Sinani’s position as we have given it above, we repeat is correct If the matter rested there, if thai were all that were involved, we might conclude that the Stalinists had learned from the events of August and were beginning to steer a revolutionary course.
But that was not the case. The idea of averting intervention as formulated by the Stalinists has two aspects: the policy of maneuvering AFTER the seizure of power – which we have already discussed; and the policy of capitulating to American imperialism and the policy of NOT SEIZING POWER.
In Sinani’s explanation there are three main points: “— the C.P. of Cuba tries to direct the chief blow of the revolutionary masses above all against the local Cuban ruling classes”; “— the Communist Party considers it inadvisable for the workers to seize the American enterprises, and puts forward the slogan of workers’ control carried out through factory committees (if there are revolutionary conditions) which can secure the satisfaction of the demands of the workers”; “— the Communist Party considers it inadvisable to force ahead the seizure of plantations belonging to American capital, and fights above all for considerable reductions of the rent of this land —.”
In China the Stalinists tried in vain and with disastrous consequences to make fundamental distinctions, between the native bourgeoisie and the foreign imperialists and attached themselves as a tail to the former. In Cuba they repeat the same treachery but they want to direct their blows against the native bourgeoisie and lie down before the imperialists.
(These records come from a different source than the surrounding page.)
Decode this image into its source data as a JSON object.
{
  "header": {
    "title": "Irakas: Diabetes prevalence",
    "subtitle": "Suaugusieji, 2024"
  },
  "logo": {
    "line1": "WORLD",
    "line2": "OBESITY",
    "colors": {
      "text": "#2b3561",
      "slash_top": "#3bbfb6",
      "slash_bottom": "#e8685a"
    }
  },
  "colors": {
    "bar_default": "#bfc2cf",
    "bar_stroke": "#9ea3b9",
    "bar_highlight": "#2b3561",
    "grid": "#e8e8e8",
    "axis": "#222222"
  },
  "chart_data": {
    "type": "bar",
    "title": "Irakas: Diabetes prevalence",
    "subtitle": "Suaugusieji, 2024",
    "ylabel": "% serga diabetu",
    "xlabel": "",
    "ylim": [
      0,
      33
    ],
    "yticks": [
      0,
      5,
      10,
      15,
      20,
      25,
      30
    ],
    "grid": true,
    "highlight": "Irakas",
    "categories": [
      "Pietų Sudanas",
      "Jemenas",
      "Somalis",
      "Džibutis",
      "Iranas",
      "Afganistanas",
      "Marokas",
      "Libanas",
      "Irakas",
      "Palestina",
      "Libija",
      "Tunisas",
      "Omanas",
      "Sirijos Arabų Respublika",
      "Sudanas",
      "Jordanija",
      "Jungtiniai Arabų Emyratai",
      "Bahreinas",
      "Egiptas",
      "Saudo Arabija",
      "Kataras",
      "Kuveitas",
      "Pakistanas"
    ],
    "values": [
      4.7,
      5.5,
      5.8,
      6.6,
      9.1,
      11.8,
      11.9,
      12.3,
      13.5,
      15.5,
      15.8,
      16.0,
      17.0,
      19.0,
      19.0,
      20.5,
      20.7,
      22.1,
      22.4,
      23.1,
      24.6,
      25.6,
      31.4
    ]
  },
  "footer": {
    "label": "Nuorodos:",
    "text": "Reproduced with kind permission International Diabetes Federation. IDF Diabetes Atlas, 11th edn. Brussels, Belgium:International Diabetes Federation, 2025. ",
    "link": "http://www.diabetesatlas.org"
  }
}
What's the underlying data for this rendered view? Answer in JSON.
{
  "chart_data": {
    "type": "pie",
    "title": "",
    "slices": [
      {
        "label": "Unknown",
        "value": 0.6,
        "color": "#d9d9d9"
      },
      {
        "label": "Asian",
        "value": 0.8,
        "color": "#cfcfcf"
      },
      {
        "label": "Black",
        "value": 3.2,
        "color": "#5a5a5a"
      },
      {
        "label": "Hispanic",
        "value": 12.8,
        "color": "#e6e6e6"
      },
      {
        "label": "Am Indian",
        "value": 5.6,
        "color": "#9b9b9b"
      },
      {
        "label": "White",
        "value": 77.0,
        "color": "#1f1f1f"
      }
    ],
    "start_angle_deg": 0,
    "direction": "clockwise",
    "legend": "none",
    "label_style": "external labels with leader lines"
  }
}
Who are the Cuban ruling classes? What is their role in Cuban economy and society? Under the oppressive heel of American imperialism Cuban capitalism had been unable to develop its own finance capitalist class. Almost the entire banking of the island is done by three American and one Canadian bank and their branches. The railroads, sugar plantations, telephone, electric, gas and ice industries, mines, docks shipping, street cars, buses, building and other construction; every large and important industry is owned by American capital or leased by it. A small share is in the hands of British capital. The Cuban capitalists have minor shares. They are the vice-presidents of American firms. They wait on the pleasure and orders of the Chase National and the National City Bank. They beg favors from the House of Morgan and the Royal Bank of Canada. They are perhaps the most helpless and least important bourgeoisie in the world. To conduct a revolutionary struggle against them and not against the American interests is first of all a total impossibility, and secondly, its pronouncement is a plain statement of capitulation.
When the C.P. says it considers it inadvisable to seize American enterprises it says that it will not touch EIGHTY PERCENT OF THE ECONOMIC ORGANIZATION OF THE COUNTRY. Let us consider the sugar industry. Almost ninety percent of it is in the hands of American capital. Hundreds of thousands of acres of plantations are owned outright by American capital. Hundreds of thousands more are leased by it through banking arrangements which give it virtual ownership On these vast expanses, the largest of their kind in the capitalist world, live whole cities and their working class populations. For work and bread, for light and gas and ice they are dependent on the equipment of the plantations. If the workers are not to seize these plantations when he general situation demands it and other workers are seizing the isolated plantations owned by Cuban capital it means that they can conduct no struggle at all.